Just then Tanya walks out the hospital room Jess is in and I can tell she's been crying.

"I'm going to go and get an Uber to the hotel I'm staying in" she says

"Are you sure you don't want me to take you" Anna asks

"No, thank you for the offer though I just want to be alone for a bit"

Me and Anna both hug her and then she leaves.

"I'll go get the girls" Anna says

"Yeah I'll stay here and say goodbye" I sniff

I hug Anna and then she leaves, I go back into Jess's room and sit down beside her and hold her hand.

"I'm sorry it has to end like this bub, but I just want you to know I love you so much, words can't describe how much love I have for you and I don't think I will ever love anyone else as much as I love you"
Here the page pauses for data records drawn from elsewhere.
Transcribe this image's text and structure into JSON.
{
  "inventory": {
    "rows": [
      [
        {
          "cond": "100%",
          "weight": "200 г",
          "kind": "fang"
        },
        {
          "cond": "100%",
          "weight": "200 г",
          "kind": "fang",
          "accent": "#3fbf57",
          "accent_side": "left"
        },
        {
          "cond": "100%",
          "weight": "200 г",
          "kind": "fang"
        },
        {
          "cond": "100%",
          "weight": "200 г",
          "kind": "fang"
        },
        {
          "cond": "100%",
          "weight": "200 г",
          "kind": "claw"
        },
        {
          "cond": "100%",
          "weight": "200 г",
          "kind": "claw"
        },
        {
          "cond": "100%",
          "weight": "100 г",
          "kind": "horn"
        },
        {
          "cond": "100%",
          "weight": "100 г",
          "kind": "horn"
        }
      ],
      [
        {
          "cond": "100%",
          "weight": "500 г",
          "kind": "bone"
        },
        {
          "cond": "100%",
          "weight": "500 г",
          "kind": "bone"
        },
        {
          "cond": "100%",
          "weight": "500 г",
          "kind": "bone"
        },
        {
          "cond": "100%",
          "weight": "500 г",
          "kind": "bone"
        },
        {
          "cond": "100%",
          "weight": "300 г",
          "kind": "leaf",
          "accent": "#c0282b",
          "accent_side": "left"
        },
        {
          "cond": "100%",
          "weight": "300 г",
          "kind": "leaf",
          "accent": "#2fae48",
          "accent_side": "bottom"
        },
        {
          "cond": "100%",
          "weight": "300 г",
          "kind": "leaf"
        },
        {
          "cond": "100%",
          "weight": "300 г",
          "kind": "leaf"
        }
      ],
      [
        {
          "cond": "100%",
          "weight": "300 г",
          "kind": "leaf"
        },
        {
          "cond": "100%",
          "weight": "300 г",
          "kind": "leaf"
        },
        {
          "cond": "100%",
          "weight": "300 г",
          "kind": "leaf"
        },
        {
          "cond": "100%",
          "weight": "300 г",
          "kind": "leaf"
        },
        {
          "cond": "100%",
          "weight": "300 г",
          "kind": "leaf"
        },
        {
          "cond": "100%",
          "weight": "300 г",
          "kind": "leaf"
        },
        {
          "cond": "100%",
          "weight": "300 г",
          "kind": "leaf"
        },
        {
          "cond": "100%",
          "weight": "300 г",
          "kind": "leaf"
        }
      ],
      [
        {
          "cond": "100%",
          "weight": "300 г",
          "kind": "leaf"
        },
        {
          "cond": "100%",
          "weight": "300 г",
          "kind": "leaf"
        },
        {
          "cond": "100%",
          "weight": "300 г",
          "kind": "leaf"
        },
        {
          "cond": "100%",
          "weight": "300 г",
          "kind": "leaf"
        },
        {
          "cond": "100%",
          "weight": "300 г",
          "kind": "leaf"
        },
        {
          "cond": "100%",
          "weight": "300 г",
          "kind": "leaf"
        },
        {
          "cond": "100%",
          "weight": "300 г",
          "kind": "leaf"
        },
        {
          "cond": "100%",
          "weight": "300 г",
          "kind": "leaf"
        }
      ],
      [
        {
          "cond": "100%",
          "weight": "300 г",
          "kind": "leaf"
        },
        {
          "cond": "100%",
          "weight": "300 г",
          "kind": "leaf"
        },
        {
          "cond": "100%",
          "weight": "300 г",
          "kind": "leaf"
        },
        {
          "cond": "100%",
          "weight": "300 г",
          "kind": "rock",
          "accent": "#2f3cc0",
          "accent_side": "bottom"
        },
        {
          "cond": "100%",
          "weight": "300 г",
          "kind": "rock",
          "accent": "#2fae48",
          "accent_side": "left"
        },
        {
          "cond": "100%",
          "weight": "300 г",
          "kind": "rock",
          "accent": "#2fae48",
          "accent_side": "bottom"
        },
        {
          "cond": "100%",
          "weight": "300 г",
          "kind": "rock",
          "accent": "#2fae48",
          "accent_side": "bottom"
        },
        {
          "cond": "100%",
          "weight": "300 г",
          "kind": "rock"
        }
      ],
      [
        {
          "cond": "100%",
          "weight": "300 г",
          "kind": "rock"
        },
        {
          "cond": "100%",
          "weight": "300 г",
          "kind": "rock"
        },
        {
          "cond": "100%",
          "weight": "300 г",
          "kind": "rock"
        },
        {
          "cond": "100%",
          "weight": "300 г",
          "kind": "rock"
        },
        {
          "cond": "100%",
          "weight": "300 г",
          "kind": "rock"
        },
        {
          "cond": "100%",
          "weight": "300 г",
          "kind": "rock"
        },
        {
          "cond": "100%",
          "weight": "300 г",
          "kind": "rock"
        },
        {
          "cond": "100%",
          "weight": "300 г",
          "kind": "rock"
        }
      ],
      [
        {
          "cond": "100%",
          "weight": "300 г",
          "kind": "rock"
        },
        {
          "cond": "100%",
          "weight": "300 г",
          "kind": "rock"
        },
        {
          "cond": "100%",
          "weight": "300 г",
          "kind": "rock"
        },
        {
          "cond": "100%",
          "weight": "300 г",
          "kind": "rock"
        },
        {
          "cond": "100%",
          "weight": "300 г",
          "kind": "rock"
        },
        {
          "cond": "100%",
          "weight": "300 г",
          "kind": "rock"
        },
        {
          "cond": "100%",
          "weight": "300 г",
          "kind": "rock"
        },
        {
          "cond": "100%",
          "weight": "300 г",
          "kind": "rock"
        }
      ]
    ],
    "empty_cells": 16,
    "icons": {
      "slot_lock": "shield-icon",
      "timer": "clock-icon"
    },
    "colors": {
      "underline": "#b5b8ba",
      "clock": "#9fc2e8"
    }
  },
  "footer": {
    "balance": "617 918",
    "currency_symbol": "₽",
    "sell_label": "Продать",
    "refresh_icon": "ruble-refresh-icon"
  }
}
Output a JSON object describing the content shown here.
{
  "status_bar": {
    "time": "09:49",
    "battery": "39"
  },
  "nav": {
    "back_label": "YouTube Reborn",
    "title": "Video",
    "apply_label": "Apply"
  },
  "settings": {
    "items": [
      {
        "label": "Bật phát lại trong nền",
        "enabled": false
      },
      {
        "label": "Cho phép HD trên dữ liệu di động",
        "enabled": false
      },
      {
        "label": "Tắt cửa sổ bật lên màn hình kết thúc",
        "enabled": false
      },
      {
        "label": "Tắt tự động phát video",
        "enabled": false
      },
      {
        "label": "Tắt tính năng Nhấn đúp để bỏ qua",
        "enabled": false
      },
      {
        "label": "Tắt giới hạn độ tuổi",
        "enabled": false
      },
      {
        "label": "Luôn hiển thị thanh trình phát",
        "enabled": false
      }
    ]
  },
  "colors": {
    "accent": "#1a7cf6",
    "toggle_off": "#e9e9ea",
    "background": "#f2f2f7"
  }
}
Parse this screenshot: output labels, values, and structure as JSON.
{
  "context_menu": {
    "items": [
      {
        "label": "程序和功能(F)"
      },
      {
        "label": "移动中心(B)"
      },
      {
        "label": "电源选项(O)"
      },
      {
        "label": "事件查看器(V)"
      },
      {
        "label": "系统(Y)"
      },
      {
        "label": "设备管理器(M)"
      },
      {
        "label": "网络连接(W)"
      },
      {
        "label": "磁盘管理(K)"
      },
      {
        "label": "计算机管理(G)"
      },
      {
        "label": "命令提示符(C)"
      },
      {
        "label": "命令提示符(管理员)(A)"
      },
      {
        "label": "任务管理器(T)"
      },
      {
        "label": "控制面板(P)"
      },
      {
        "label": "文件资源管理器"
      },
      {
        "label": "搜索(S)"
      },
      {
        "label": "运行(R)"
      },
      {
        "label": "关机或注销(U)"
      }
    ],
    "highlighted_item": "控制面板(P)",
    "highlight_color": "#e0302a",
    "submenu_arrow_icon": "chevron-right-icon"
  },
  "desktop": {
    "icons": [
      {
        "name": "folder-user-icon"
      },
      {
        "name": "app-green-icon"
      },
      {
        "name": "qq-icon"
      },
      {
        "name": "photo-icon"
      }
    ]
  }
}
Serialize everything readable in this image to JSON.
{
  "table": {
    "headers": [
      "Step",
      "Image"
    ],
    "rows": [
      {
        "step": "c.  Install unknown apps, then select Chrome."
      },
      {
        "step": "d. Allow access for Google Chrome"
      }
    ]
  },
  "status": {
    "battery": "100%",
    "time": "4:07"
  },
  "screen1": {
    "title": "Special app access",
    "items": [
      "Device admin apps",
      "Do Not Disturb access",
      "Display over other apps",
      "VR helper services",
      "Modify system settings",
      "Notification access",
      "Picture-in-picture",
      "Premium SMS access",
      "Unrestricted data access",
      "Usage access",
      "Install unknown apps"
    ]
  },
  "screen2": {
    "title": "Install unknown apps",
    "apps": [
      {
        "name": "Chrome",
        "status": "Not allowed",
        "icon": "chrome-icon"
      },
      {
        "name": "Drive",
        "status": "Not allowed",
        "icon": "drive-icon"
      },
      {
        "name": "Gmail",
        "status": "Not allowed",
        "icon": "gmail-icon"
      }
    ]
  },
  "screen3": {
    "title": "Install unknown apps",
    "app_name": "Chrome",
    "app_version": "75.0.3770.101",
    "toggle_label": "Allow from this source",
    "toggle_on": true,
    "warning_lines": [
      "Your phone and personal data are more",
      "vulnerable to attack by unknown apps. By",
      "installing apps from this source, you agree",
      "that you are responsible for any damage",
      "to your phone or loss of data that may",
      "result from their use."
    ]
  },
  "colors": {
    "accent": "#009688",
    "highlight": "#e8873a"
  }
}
"I'm still sorry that I fucked up and cheated maybe none of this would've happened of I hadn't cheated"

"I don't really know how I'm going to cope not being able to see your smile that melts my heart everyday or your beautiful deep blue eyes that light up everytime someone makes you happy, or hear your laugh and your voice"

"I really don't think I will be able to cope but I will for you Jess, and I'll always look up at the stars knowing that you'll be up there"

"I know this isn't goodbye forever because I will see you again it's just the not knowing how long I won't see you for"

I rest my head on her stomach and cry even harder.

"I love you Jess, I always will"

Anna POV

I start driving back to Jah but my vision is kinda blurry from the tears.

This world is so fucked up.

I don't know what I'll do without Jess, she's like my sister I never had she's always there for me and now she's just going to be gone.

I don't know how any of us are going to cope, but especially Eva this is going to destroy her.

I arrive back at Jah and run inside tears streaming down my face.

"Boon" Katie says concerned and runs over

The other girls look towards me and see me crying causing them to run over too.